After Victory: Institutions, Strategic Restraint, and the Rebuilding of Order After Major Wars (Princeton Studies in International History and Politics)
by G. John Ikenberry
Reviewed by Oby
This book is good for its careful and thorough analysis of the diplomacy of the post-war settlements of 1815, 1919, 1945, and 1989--91,. John Ikenberry addresses in this book three major questions for the study of world politics: how do major-state victors seek to translate their military success into a sustainable political order; why do secondary-state partners accept the order so constructed by the major victors; and why have post-war settlements become progressively based on institutional principles and practices?

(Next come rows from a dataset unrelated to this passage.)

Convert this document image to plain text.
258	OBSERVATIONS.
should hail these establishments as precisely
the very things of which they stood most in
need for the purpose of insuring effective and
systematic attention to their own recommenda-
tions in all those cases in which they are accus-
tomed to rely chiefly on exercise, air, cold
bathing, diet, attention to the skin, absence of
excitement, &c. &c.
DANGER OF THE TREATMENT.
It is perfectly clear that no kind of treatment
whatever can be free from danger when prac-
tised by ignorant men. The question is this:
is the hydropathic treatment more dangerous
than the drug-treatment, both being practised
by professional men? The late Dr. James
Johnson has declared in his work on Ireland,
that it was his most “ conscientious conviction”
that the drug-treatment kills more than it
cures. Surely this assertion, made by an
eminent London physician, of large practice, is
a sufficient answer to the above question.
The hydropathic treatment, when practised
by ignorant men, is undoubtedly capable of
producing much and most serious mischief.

Another good job the writer did was drawing upon theoretical insights and historical experience to determine what policies and strategies work best as the United States attempts to lead in the struggles to create a new world order. . A major contribution to IR theory and to thinking about international order。

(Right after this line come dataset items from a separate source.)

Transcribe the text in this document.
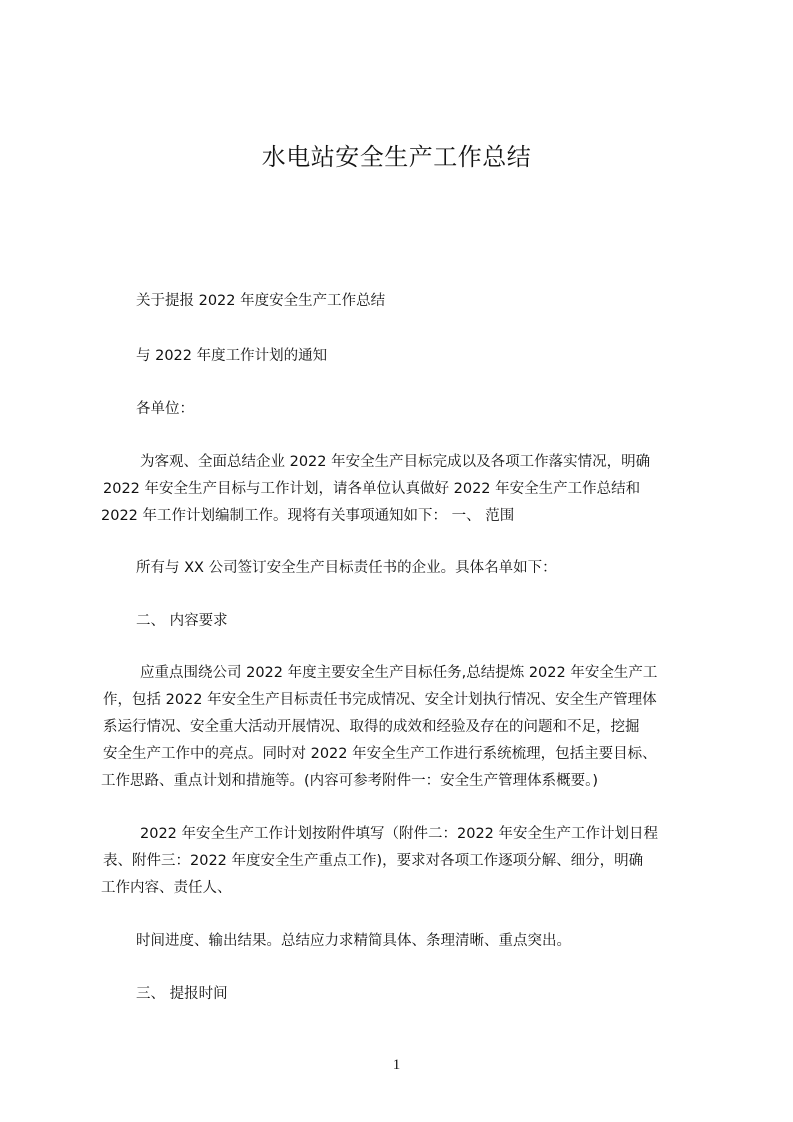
水电站安全生产工作总结
关于提报 2022 年度安全生产工作总结
与 2022 年度工作计划的通知
各单位：
为客观、全面总结企业 2022 年安全生产目标完成以及各项工作落实情况，明确
2022 年安全生产目标与工作计划，请各单位认真做好 2022 年安全生产工作总结和
2022 年工作计划编制工作。现将有关事项通知如下： 一、 范围
所有与 XX 公司签订安全生产目标责任书的企业。具体名单如下：
二、 内容要求
应重点围绕公司 2022 年度主要安全生产目标任务,总结提炼 2022 年安全生产工
作，包括 2022 年安全生产目标责任书完成情况、安全计划执行情况、安全生产管理体
系运行情况、安全重大活动开展情况、取得的成效和经验及存在的问题和不足，挖掘
安全生产工作中的亮点。同时对 2022 年安全生产工作进行系统梳理，包括主要目标、
工作思路、重点计划和措施等。(内容可参考附件一：安全生产管理体系概要。)
2022 年安全生产工作计划按附件填写（附件二：2022 年安全生产工作计划日程
表、附件三：2022 年度安全生产重点工作)，要求对各项工作逐项分解、细分，明确
工作内容、责任人、
时间进度、输出结果。总结应力求精简具体、条理清晰、重点突出。
三、 提报时间
1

This book is also “ok” for it explains that only with the spread of democracy in the twentieth century and the innovative use of international institutions--both linked to the emergence of the United States as a world power--has order been created that goes beyond balance of power politics to exhibit "constitutional" characteristics. The open character of the American polity and a web of multilateral institutions allow the United States to exercise strategic restraint and establish stable relations among the industrial democracies despite rapid shifts and extreme disparities in power.
But, as we all know, everything with advantage has disadvantag, it is very clear that the writer prefers and think democracy is the best. Meaning that, he believe with democracy everything works well. If democracy works well for America, it does not mean It will work for other countries.
I think this book will be of interest to anyone concerned with the organization of world order, the role of institutions in world politics, and the lessons of past postwar settlements.